Setor da construção cria 40,8 mil empregos em fevereiro e mantém crescimento

Com saldo positivo de 40.871 postos de trabalho, o setor mostra resiliência e consolida sua recuperação, impulsionado por lançamentos imobiliários e obras de infraestrutura
Setor da construção civil gerou 40.871 empregos formais em fevereiro, melhor resultado desde janeiro de 2024. São Paulo lidera com 11.399 novas vagas.
Setor da construção cria 40,8 mil empregos em fevereiro e mantém crescimento

Matéria publicada originalmente por Agência CBIC – O mercado de trabalho na construção civil apresentou desempenho robusto em fevereiro de 2025, com a criação de 40.871 vagas formais, segundo dados divulgados pela Câmara Brasileira da Indústria da Construção (CBIC). Este é o melhor resultado em 13 meses, superando o saldo de janeiro (38.541 vagas) e ficando próximo ao recorde de janeiro de 2024 (47.079 postos).

Desempenho por segmentos

A análise por segmentos revela que:

  • Edifícios liderou com 16.562 vagas (40,52% do total)
  • Serviços Especializados criou 14.411 oportunidades (35,26%)
  • Infraestrutura contribuiu com 9.898 postos (24,22%)

“Esse crescimento multifacetado reflete tanto o aquecimento do mercado imobiliário quanto os investimentos em obras públicas”, explica Ieda Vasconcelos, economista-chefe da CBIC.

Destaques regionais

No recorte estadual, os maiores geradores de empregos foram:

  1. São Paulo (11.399 vagas)
  2. Minas Gerais (5.785)
  3. Paraná (3.333)
  4. Santa Catarina (3.320)
  5. Rio de Janeiro (3.006)

Entre as cidades, São Paulo/SP se destacou com 5.156 novas contratações, seguida por Belo Horizonte/MG (2.255) e Rio de Janeiro/RJ (1.216).

Perspectivas e desafios

O setor acumula 79.412 vagas criadas em 2025, com tendência de crescimento sustentado pelos:

  • Aumento de 18,6% nos lançamentos imobiliários em 2024
  • Crescimento de 20,9% nas vendas do setor
  • Investimentos contínuos em infraestrutura

“O ciclo produtivo da construção civil é longo, o que garante efeito prolongado dessa geração de empregos”, complementa Vasconcelos.

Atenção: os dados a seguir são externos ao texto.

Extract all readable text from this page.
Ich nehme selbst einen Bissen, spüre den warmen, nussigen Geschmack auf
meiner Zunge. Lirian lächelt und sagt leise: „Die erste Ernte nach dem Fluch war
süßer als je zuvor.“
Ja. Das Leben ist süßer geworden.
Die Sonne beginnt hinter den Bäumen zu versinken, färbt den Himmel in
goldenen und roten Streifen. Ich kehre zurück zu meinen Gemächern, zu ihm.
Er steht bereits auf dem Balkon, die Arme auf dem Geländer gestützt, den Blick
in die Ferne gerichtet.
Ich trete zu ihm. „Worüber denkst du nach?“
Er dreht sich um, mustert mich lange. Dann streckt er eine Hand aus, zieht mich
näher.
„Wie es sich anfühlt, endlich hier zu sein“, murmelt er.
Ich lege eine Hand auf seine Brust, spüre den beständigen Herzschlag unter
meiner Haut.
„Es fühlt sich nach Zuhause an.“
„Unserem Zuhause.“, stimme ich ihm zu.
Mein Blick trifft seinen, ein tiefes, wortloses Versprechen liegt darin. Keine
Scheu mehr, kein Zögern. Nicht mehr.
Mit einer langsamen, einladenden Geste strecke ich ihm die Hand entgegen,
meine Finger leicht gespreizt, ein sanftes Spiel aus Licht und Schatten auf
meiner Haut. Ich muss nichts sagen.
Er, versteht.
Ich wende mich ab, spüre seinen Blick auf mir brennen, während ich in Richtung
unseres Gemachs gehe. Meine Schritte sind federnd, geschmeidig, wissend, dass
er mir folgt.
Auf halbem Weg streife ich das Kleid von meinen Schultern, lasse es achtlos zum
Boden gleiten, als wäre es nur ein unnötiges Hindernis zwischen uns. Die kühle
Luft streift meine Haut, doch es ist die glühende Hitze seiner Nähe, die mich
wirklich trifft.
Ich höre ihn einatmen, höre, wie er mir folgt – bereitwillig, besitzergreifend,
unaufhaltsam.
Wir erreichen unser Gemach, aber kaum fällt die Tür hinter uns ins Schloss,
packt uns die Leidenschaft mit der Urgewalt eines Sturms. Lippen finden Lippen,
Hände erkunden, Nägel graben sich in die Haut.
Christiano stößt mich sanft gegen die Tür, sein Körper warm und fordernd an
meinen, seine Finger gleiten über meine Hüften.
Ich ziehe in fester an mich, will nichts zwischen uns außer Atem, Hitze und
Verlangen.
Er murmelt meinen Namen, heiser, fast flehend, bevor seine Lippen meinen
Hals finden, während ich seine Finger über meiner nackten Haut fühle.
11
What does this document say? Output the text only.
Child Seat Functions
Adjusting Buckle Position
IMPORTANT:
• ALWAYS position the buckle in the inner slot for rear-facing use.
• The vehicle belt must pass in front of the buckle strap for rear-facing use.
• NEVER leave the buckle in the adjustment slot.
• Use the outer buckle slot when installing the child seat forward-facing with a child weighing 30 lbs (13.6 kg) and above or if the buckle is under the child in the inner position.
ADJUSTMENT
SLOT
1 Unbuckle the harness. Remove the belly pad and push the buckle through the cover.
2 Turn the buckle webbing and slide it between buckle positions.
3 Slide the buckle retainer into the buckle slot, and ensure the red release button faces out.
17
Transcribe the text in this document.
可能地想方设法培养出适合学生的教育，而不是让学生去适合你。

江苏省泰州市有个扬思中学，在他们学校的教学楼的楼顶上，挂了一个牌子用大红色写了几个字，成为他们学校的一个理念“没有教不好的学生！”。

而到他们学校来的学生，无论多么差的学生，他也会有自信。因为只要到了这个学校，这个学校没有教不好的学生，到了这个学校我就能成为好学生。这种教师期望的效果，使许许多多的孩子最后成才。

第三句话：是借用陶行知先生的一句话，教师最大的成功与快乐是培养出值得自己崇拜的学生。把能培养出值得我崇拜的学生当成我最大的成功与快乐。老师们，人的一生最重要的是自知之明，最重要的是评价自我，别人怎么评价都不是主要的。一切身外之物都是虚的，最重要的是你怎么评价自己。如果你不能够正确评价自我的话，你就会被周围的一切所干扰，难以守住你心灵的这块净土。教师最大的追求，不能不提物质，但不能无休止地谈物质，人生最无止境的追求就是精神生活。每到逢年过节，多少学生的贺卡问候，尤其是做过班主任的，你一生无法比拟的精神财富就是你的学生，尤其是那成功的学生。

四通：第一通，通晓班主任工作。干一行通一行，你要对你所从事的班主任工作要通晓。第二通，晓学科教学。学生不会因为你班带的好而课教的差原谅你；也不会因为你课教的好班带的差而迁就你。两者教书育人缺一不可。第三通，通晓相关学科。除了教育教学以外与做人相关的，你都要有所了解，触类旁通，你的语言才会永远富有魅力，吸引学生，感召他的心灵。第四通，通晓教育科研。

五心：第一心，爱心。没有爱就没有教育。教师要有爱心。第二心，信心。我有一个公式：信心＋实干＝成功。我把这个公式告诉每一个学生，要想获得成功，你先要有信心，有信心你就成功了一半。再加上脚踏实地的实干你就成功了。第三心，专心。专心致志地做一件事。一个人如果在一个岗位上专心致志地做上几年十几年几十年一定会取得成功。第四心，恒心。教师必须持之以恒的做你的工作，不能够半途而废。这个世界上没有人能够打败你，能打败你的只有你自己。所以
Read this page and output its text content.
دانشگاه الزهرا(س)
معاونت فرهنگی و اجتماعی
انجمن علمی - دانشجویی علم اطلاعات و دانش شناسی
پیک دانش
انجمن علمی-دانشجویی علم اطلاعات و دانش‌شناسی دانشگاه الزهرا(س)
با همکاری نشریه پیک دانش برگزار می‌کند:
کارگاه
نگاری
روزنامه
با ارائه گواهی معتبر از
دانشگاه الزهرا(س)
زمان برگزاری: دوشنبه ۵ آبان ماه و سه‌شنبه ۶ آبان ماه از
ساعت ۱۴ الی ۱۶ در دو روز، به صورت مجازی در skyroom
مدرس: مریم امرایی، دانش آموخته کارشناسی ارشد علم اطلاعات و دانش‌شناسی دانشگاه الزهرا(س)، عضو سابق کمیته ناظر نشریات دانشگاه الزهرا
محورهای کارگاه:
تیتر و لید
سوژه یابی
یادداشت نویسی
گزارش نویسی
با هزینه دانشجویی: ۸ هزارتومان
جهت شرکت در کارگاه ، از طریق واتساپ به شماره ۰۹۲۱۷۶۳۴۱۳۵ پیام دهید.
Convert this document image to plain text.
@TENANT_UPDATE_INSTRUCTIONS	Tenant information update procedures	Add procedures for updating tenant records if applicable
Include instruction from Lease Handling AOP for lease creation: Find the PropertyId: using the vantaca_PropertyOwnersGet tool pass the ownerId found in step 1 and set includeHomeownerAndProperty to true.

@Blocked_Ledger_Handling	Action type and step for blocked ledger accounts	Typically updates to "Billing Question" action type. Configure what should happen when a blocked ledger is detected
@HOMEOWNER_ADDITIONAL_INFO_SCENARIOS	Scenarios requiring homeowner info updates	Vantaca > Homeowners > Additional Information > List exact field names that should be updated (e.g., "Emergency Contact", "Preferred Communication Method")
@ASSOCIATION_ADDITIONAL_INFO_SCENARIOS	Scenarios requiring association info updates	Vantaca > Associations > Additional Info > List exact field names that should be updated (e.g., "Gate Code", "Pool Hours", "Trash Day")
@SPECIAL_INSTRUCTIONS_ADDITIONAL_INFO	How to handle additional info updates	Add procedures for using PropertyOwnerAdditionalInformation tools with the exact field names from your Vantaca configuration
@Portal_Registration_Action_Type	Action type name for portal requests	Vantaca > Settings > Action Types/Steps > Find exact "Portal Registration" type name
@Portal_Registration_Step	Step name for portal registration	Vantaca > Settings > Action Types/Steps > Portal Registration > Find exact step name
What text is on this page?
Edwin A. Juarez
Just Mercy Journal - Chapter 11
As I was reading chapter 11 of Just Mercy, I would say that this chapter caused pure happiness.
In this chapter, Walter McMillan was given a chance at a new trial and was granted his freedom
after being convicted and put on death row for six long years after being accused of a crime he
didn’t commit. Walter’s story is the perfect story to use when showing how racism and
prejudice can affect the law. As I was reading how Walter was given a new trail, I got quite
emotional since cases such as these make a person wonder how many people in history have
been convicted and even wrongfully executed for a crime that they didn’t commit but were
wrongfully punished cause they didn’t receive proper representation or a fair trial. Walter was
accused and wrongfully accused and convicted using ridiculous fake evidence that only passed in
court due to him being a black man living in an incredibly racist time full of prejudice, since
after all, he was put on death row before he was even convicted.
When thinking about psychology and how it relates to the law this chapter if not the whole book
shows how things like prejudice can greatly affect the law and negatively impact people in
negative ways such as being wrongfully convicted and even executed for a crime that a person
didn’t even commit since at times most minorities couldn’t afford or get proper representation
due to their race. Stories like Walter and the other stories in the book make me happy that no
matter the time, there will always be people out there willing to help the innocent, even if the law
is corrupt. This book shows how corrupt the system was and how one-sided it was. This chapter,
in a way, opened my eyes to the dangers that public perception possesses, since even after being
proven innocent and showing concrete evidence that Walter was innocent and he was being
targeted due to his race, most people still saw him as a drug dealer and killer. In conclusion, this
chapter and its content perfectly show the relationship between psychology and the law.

A especialista ressalta ainda a necessidade de qualificação profissional para atender à demanda crescente por mão de obra especializada.

Com 2.937.469 trabalhadores formais em fevereiro – aumento de 3,8% ante 2024 -, a construção civil consolida seu papel como um dos principais motores da economia brasileira, responsável por cerca de 6% do PIB nacional.